Thursday, December 15, 2011

I Am Doing Something Wrong

Another year, another average rating at work. This year, I agree with the rating. I moved to a new program and have been working a lot of tasks that I haven't done before. Given my inexperience with some of these things, I didn't do a wonderful outstanding job on them, but I did pretty good. I think I'm getting better.

But dadgummit, what do I have to do?

And why do I stay where I am?

The second answer is that I want the chance to work on the kind of projects that aerospace engineers work on. It's still exciting to me to know that what I work on will be launched into space and work up there for years doing whatever, and to know that I helped build it. So that's the biggest reason I put up with all the crap that goes along with working for my employer.

Also, there's the pension. Now, will that pension be there in 25 years for me to collect on it?

The first answer? I have no f-ing idea. No matter what I've done, how I've been recognized by the customer, how many people I've replaced in doing a job, or how vital my work was to getting the thing (whatever it was) to work, all I ever am is a "Successful Contributor".

They say they want "results". I give them results. They say they want this, they say they want that. I give them those things. They give me a crap sandwich and send me back to my cubicle.

I take it because they pay me every Friday and thanks to the tropical storm ten years ago and some medical expenses since then, I'm in debt and trying to get out. We're making progress but I'm not there yet. And, "AT LEAST I HAVE A JOB".

Screw it. I have got to figure out something else to do.

3 comments:

Res Ipsa said...

"AT LEAST I HAVE A JOB".

You have more than that. You are working in a field that you chose doing work that you trained for and find interesting. As long as you're in that position you have a chance of finding more rewarding work.

Your kids have the things they need. Your wife gets to be a stay at home mom. You are blessed with being able to home school. The things in life that are truly important, you have.

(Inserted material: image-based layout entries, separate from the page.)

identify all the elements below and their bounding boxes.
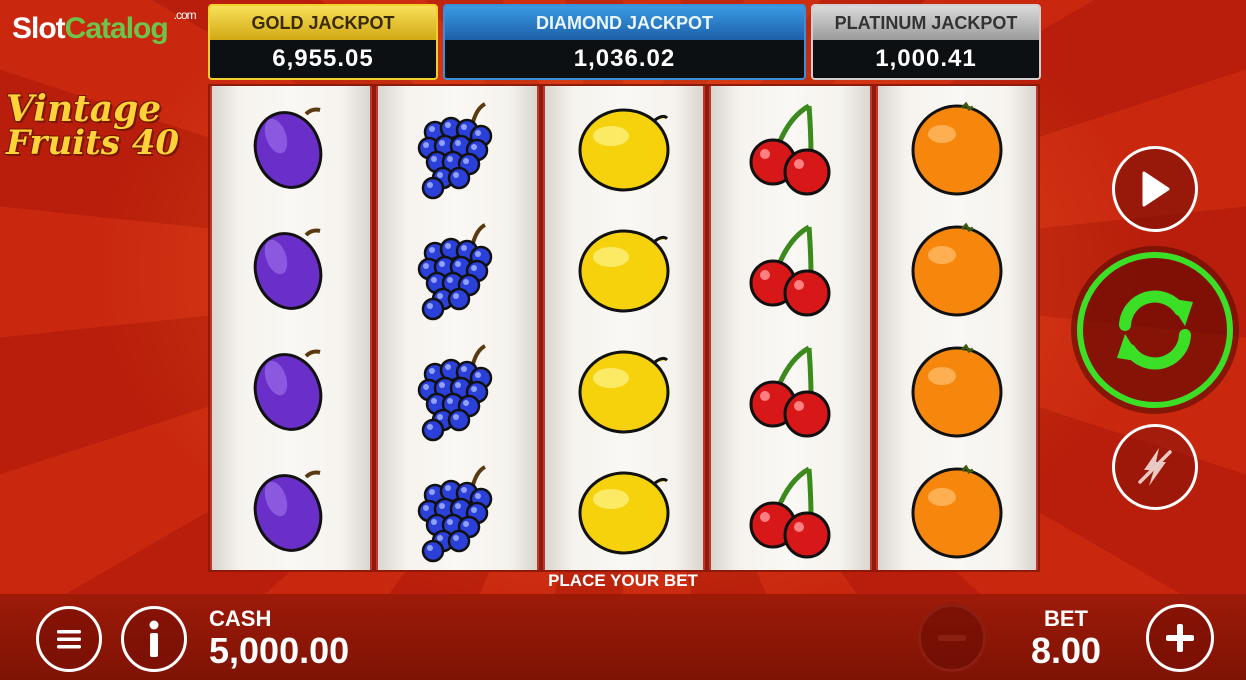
logo-line1: Vintage <box>6 88 162 130</box>
cherry-symbol <box>735 334 845 444</box>
plum-symbol <box>236 334 346 444</box>
menu-button[interactable] <box>36 606 102 672</box>
lemon-symbol <box>569 455 679 565</box>
reel-grid <box>208 84 1040 572</box>
plum-symbol <box>236 92 346 202</box>
autoplay-button[interactable] <box>1112 146 1198 232</box>
play-icon <box>1142 171 1170 207</box>
increase-bet-button[interactable] <box>1146 604 1214 672</box>
info-button[interactable] <box>121 606 187 672</box>
plum-symbol <box>236 455 346 565</box>
plus-icon <box>1166 624 1194 652</box>
lemon-symbol <box>569 92 679 202</box>
jackpot-value: 1,000.41 <box>813 40 1039 78</box>
lemon-symbol <box>569 213 679 323</box>
info-icon <box>149 620 159 657</box>
status-message: PLACE YOUR BET <box>548 571 698 590</box>
cherry-symbol <box>735 455 845 565</box>
brand-name-part2: Catalog <box>64 12 169 45</box>
grapes-symbol <box>403 455 513 565</box>
brand-watermark: SlotCatalog .com <box>12 8 197 46</box>
jackpot-title: GOLD JACKPOT <box>210 6 436 40</box>
game-logo: Vintage Fruits 40 <box>6 88 196 163</box>
orange-symbol <box>902 334 1012 444</box>
orange-symbol <box>902 92 1012 202</box>
reel-5 <box>875 86 1039 570</box>
lemon-symbol <box>569 334 679 444</box>
brand-name-part1: Slot <box>12 12 66 45</box>
cherry-symbol <box>735 213 845 323</box>
platinum-jackpot: PLATINUM JACKPOT 1,000.41 <box>811 4 1041 80</box>
bet-label: BET <box>1044 606 1088 631</box>
cash-label: CASH <box>209 606 272 631</box>
jackpot-title: PLATINUM JACKPOT <box>813 6 1039 40</box>
jackpot-value: 1,036.02 <box>445 40 804 78</box>
logo-line2: Fruits 40 <box>6 123 180 163</box>
jackpot-value: 6,955.05 <box>210 40 436 78</box>
grapes-symbol <box>403 334 513 444</box>
orange-symbol <box>902 213 1012 323</box>
refresh-icon <box>1117 290 1193 370</box>
decrease-bet-button[interactable] <box>918 604 986 672</box>
bet-value: 8.00 <box>1030 630 1102 671</box>
grapes-symbol <box>403 92 513 202</box>
cash-value: 5,000.00 <box>209 630 350 671</box>
diamond-jackpot: DIAMOND JACKPOT 1,036.02 <box>443 4 806 80</box>
reel-2 <box>376 86 539 570</box>
plum-symbol <box>236 213 346 323</box>
orange-symbol <box>902 455 1012 565</box>
turbo-button[interactable] <box>1112 424 1198 510</box>
cherry-symbol <box>735 92 845 202</box>
hamburger-icon <box>57 630 81 649</box>
spin-button[interactable] <box>1077 252 1233 408</box>
reel-4 <box>709 86 872 570</box>
grapes-symbol <box>403 213 513 323</box>
minus-icon <box>938 635 966 641</box>
gold-jackpot: GOLD JACKPOT 6,955.05 <box>208 4 438 80</box>
reel-1 <box>210 86 373 570</box>
jackpot-title: DIAMOND JACKPOT <box>445 6 804 40</box>
brand-suffix: .com <box>173 8 197 22</box>
turbo-off-icon <box>1138 448 1172 486</box>
reel-3 <box>542 86 706 570</box>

You could be working in a coal mine, doing manual labor, flipping burgers, working customer service or using up your savings to support your family. The easiest path to learning gratitude is to lose the things you once took for granted. Be glad you haven't had to take that path.

Astrosmith said...

That's true, Res. Though I have definitely learned from seeing others take the harder paths. My sister is one of those. She's an RN now and has an interesting job, but she took a VERY hard path to get where she is. I'm proud of her.

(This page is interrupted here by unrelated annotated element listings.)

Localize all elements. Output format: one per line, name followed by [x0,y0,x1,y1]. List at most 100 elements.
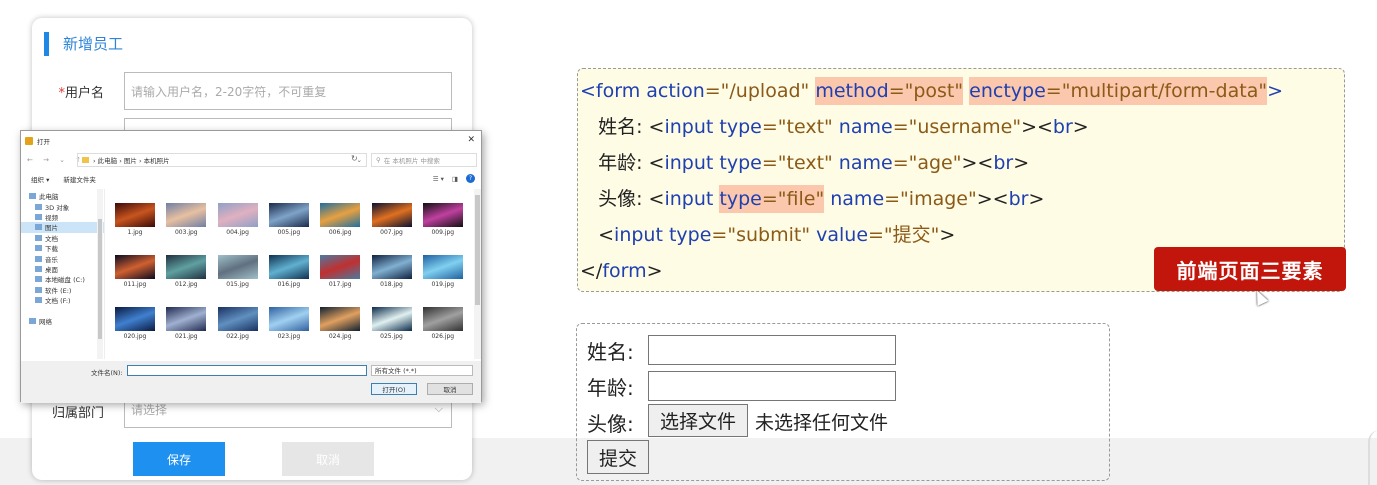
username-input[interactable]: 请输入用户名，2-20字符，不可重复 [124,72,452,110]
sidebar-item-label: 视频 [45,213,58,222]
cancel-button[interactable]: 取消 [282,442,374,476]
search-input[interactable]: ⚲ 在 本机照片 中搜索 [371,153,477,167]
code-token: name [838,152,893,174]
filename-input[interactable] [127,365,367,376]
code-token: >< [976,188,1009,210]
code-token: input [664,188,720,210]
file-thumbnail[interactable]: 009.jpg [422,203,463,236]
sidebar-item[interactable]: 桌面 [21,264,104,274]
file-thumbnail[interactable]: 018.jpg [371,255,412,288]
save-button[interactable]: 保存 [133,442,225,476]
sidebar-item[interactable]: 此电脑 [21,191,104,201]
thumbnail-image [217,255,258,279]
file-thumbnail[interactable]: 007.jpg [371,203,412,236]
file-thumbnail[interactable]: 012.jpg [166,255,207,288]
edge-decoration [1368,430,1377,485]
dialog-footer: 文件名(N): 所有文件 (*.*) 打开(O) 取消 [21,361,481,403]
file-name: 006.jpg [328,229,352,236]
sidebar-item[interactable]: 文档 (F:) [21,295,104,305]
sidebar-item[interactable]: 3D 对象 [21,201,104,212]
code-token: > [1028,188,1045,210]
code-token: ="multipart/form-data" [1045,80,1268,102]
thumbnail-image [422,307,463,331]
file-thumbnail[interactable]: 024.jpg [320,307,361,340]
open-button[interactable]: 打开(O) [371,383,417,395]
file-thumbnail[interactable]: 015.jpg [217,255,258,288]
file-thumbnail[interactable]: 003.jpg [166,203,207,236]
code-token: action [646,80,705,102]
sidebar-item[interactable]: 视频 [21,212,104,222]
file-thumbnail[interactable]: 023.jpg [268,307,309,340]
sidebar-item[interactable]: 文档 [21,233,104,243]
sidebar-scrollbar[interactable] [97,189,103,359]
folder-icon [35,265,42,272]
thumbnail-image [217,307,258,331]
file-thumbnail[interactable]: 026.jpg [422,307,463,340]
navigation-pane: 此电脑 3D 对象 视频 图片 文档 下载 音乐 桌面 本地磁盘 (C:) 软件 (E:) 文档 (… [21,189,105,359]
code-token: ="file" [761,188,825,210]
thumbnail-image [268,255,309,279]
address-box[interactable]: › 此电脑 › 图片 › 本机照片 ⌄ [77,153,367,167]
dialog-cancel-button[interactable]: 取消 [427,383,473,395]
sidebar-item-label: 桌面 [45,265,58,274]
code-token: > [1072,116,1089,138]
submit-button[interactable]: 提交 [587,440,649,474]
sidebar-item[interactable]: 下载 [21,243,104,253]
file-name: 003.jpg [174,229,198,236]
filetype-select[interactable]: 所有文件 (*.*) [371,365,473,376]
grid-scrollbar[interactable] [474,189,481,359]
code-token: </ [580,260,603,282]
help-icon[interactable]: ? [466,174,475,183]
age-input[interactable] [648,371,896,401]
file-thumbnail[interactable]: 021.jpg [166,307,207,340]
view-options-icon[interactable]: ☰ ▾ [433,175,444,183]
file-thumbnail[interactable]: 011.jpg [115,255,155,288]
code-token: input [664,152,720,174]
file-thumbnail[interactable]: 006.jpg [320,203,361,236]
file-name: 005.jpg [277,229,301,236]
file-name: 016.jpg [277,281,301,288]
thumbnail-image [320,255,361,279]
file-thumbnail[interactable]: 004.jpg [217,203,258,236]
code-token: input [614,224,669,246]
sidebar-item[interactable]: 软件 (E:) [21,285,104,295]
sidebar-scroll-thumb[interactable] [98,219,102,339]
sidebar-item[interactable]: 音乐 [21,253,104,264]
file-thumbnail[interactable]: 025.jpg [371,307,412,340]
code-token: 年龄: < [580,152,665,174]
refresh-icon[interactable]: ↻ [351,154,358,163]
name-input[interactable] [648,335,896,365]
file-thumbnail[interactable]: 020.jpg [115,307,155,340]
file-name: 012.jpg [174,281,198,288]
folder-icon [29,317,36,324]
thumbnail-image [115,255,155,279]
code-token: method [815,80,889,102]
close-icon[interactable]: ✕ [467,135,475,145]
choose-file-button[interactable]: 选择文件 [648,404,748,437]
preview-pane-icon[interactable]: ◨ [452,175,458,183]
thumbnail-image [115,203,155,227]
sidebar-item[interactable]: 网络 [21,316,104,326]
file-name: 009.jpg [431,229,455,236]
code-token: input [664,116,720,138]
card-title: 新增员工 [44,32,123,56]
file-name: 025.jpg [380,333,403,340]
organize-menu[interactable]: 组织 ▾ [31,174,49,184]
file-thumbnail[interactable]: 022.jpg [217,307,258,340]
file-thumbnail[interactable]: 017.jpg [320,255,361,288]
code-token: >< [961,152,994,174]
sidebar-item[interactable] [21,305,104,315]
file-name: 019.jpg [431,281,455,288]
file-thumbnail[interactable]: 019.jpg [422,255,463,288]
file-name: 1.jpg [127,229,143,236]
thumbnail-image [166,255,207,279]
sidebar-item[interactable]: 图片 [21,222,104,233]
grid-scroll-thumb[interactable] [475,195,480,305]
file-thumbnail[interactable]: 1.jpg [115,203,155,236]
new-folder-button[interactable]: 新建文件夹 [63,174,96,184]
thumbnail-image [115,307,155,331]
file-thumbnail[interactable]: 005.jpg [268,203,309,236]
file-thumbnail[interactable]: 016.jpg [268,255,309,288]
sidebar-item[interactable]: 本地磁盘 (C:) [21,274,104,284]
code-token: type [719,116,762,138]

What I'm thinking about is doing something on the side, not totally leaving where I am yet, or ever.

Another thing...

Yes, my work has been often rewarding from a "boy that was fun and important work to have done" perspective but hardly ever has it been rewarding from a "management recognizes that Astro did a great job on X, Y, and Z" perspective.

That's what galls me and pisses me off. Why? Because the latter is what potentially puts more money in my checkbook, which pays my bills and puts my kids thru college and keeps Mrs. Astro and I comfortable in retirement.

Res Ipsa said...

I hope I didn't come off as preachy. I don't think I could do the type of work you do, not because of education, which I don't have, but because of my temperament.

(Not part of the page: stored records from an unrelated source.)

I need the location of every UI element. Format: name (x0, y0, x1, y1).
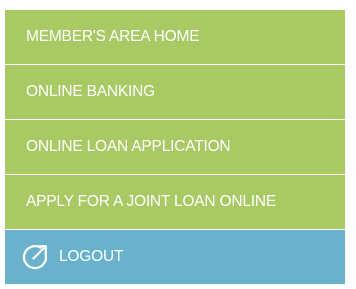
menu-item-label: ONLINE LOAN APPLICATION (26, 138, 231, 155)
menu-item-members-area-home[interactable]: MEMBER'S AREA HOME (5, 10, 345, 65)
menu-item-label: APPLY FOR A JOINT LOAN ONLINE (26, 193, 277, 210)
logout-icon (20, 242, 50, 272)
menu-item-apply-joint-loan[interactable]: APPLY FOR A JOINT LOAN ONLINE (5, 175, 345, 230)
menu-item-label: ONLINE BANKING (26, 83, 155, 100)
menu-item-online-banking[interactable]: ONLINE BANKING (5, 65, 345, 120)
logout-label: LOGOUT (59, 248, 124, 265)
members-menu: MEMBER'S AREA HOME ONLINE BANKING ONLINE… (5, 10, 345, 284)
logout-button[interactable]: LOGOUT (5, 230, 345, 284)
menu-item-online-loan-application[interactable]: ONLINE LOAN APPLICATION (5, 120, 345, 175)
menu-item-label: MEMBER'S AREA HOME (26, 28, 200, 45)
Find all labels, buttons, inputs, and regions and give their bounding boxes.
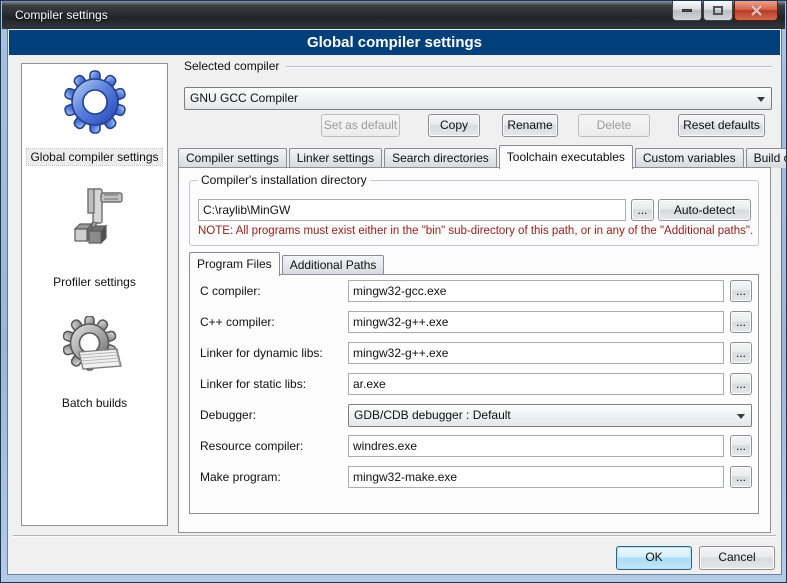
dynamic-linker-input[interactable] — [348, 342, 724, 364]
gear-blue-icon[interactable] — [63, 70, 127, 134]
make-program-input[interactable] — [348, 466, 724, 488]
tab-program-files[interactable]: Program Files — [189, 252, 280, 276]
chevron-down-icon — [737, 414, 745, 419]
window-controls — [672, 1, 778, 21]
minimize-button[interactable] — [672, 1, 702, 21]
reset-defaults-button[interactable]: Reset defaults — [678, 114, 765, 137]
c-compiler-label: C compiler: — [200, 284, 261, 298]
footer-separator — [13, 535, 776, 537]
static-linker-browse-button[interactable]: ... — [730, 373, 752, 395]
groupbox-line — [286, 66, 772, 67]
cpp-compiler-browse-button[interactable]: ... — [730, 311, 752, 333]
dynamic-linker-label: Linker for dynamic libs: — [200, 346, 323, 360]
copy-button[interactable]: Copy — [428, 114, 480, 137]
tab-build-options[interactable]: Build options — [746, 148, 787, 168]
c-compiler-input[interactable] — [348, 280, 724, 302]
maximize-button[interactable] — [703, 1, 733, 21]
program-files-tab-strip: Program Files Additional Paths — [189, 252, 759, 275]
static-linker-label: Linker for static libs: — [200, 377, 306, 391]
resource-compiler-input[interactable] — [348, 435, 724, 457]
close-icon — [750, 5, 763, 16]
sidebar-item-batch-builds[interactable]: Batch builds — [22, 396, 167, 410]
toolchain-executables-panel: Compiler's installation directory ... Au… — [178, 167, 771, 533]
make-program-browse-button[interactable]: ... — [730, 466, 752, 488]
debugger-value: GDB/CDB debugger : Default — [354, 408, 731, 422]
selected-compiler-value: GNU GCC Compiler — [190, 91, 751, 105]
minimize-icon — [682, 9, 692, 12]
window-title: Compiler settings — [15, 8, 108, 22]
cancel-button[interactable]: Cancel — [699, 546, 775, 570]
dialog-client-area: Global compiler settings — [8, 29, 781, 574]
tab-compiler-settings[interactable]: Compiler settings — [178, 148, 287, 168]
tab-additional-paths[interactable]: Additional Paths — [282, 255, 385, 275]
rename-button[interactable]: Rename — [502, 114, 558, 137]
settings-tab-strip: Compiler settings Linker settings Search… — [178, 144, 772, 168]
resource-compiler-label: Resource compiler: — [200, 439, 303, 453]
caliper-profiler-icon[interactable] — [63, 186, 127, 250]
dynamic-linker-browse-button[interactable]: ... — [730, 342, 752, 364]
selected-compiler-group-label: Selected compiler — [184, 59, 279, 73]
make-program-label: Make program: — [200, 470, 281, 484]
maximize-icon — [713, 6, 723, 15]
auto-detect-button[interactable]: Auto-detect — [658, 199, 751, 221]
program-files-panel: C compiler: ... C++ compiler: ... Linker… — [189, 274, 759, 514]
sidebar-item-global-compiler-settings[interactable]: Global compiler settings — [22, 150, 167, 164]
compiler-settings-window: Compiler settings Global compiler settin… — [0, 0, 787, 583]
cpp-compiler-label: C++ compiler: — [200, 315, 275, 329]
debugger-label: Debugger: — [200, 408, 256, 422]
dialog-header: Global compiler settings — [9, 30, 780, 55]
tab-toolchain-executables[interactable]: Toolchain executables — [499, 145, 633, 169]
set-as-default-button[interactable]: Set as default — [321, 114, 400, 137]
installation-directory-input[interactable] — [198, 199, 626, 221]
titlebar[interactable]: Compiler settings — [2, 1, 785, 29]
c-compiler-browse-button[interactable]: ... — [730, 280, 752, 302]
delete-button[interactable]: Delete — [578, 114, 650, 137]
static-linker-input[interactable] — [348, 373, 724, 395]
chevron-down-icon — [757, 97, 765, 102]
installation-note: NOTE: All programs must exist either in … — [198, 225, 754, 237]
settings-category-list: Global compiler settings — [21, 63, 168, 526]
tab-search-directories[interactable]: Search directories — [384, 148, 497, 168]
resource-compiler-browse-button[interactable]: ... — [730, 435, 752, 457]
selected-compiler-combobox[interactable]: GNU GCC Compiler — [184, 87, 772, 110]
installation-directory-group: Compiler's installation directory ... Au… — [189, 180, 759, 246]
close-button[interactable] — [734, 1, 778, 21]
sidebar-item-profiler-settings[interactable]: Profiler settings — [22, 275, 167, 289]
tab-linker-settings[interactable]: Linker settings — [289, 148, 382, 168]
browse-directory-button[interactable]: ... — [631, 199, 654, 221]
installation-directory-label: Compiler's installation directory — [198, 173, 370, 187]
tab-custom-variables[interactable]: Custom variables — [635, 148, 744, 168]
debugger-combobox[interactable]: GDB/CDB debugger : Default — [348, 404, 752, 427]
cpp-compiler-input[interactable] — [348, 311, 724, 333]
gear-batch-icon[interactable] — [63, 316, 127, 380]
ok-button[interactable]: OK — [616, 546, 692, 570]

In the work set up you deal with, management has no incentive to promote or elevate the worker drones. If they did, someone over them might see that the drone is a better choice for their job than they are. The manager knows this, and being unable to lead or innovate a situation where he would be more valuable to the organization, he simply stalls, and demotivates those under him.

This kind of manager is in a pickle at employee evaluation time. He can't give out too many "below expectations" because upper management will question his inability to command and control his people. If he gives out too many "exceeds expectations" then he risks drawing positive attention to his underlings at his expense. So he chooses safe comments like "Successful Contributor". After all the numbers got crunched, the benchmarks were met, and it looks like he has a happy little department rolling along making money and otherwise "doing a good job". Its called playing it safe and going along to get along.

He assumes your happy with the arrangement because he was happy with the arrangement when he filled your slot. More importantly, he assumes your motivation for you being at your job is the same one he has for doing his. He probably thinks you enjoy the result of the little game and are pleased with a 2% raise and an extra week off after 10 years etc.

If he was a leader he'd be giving you concrete ways to do extra to gain recognition and move ahead.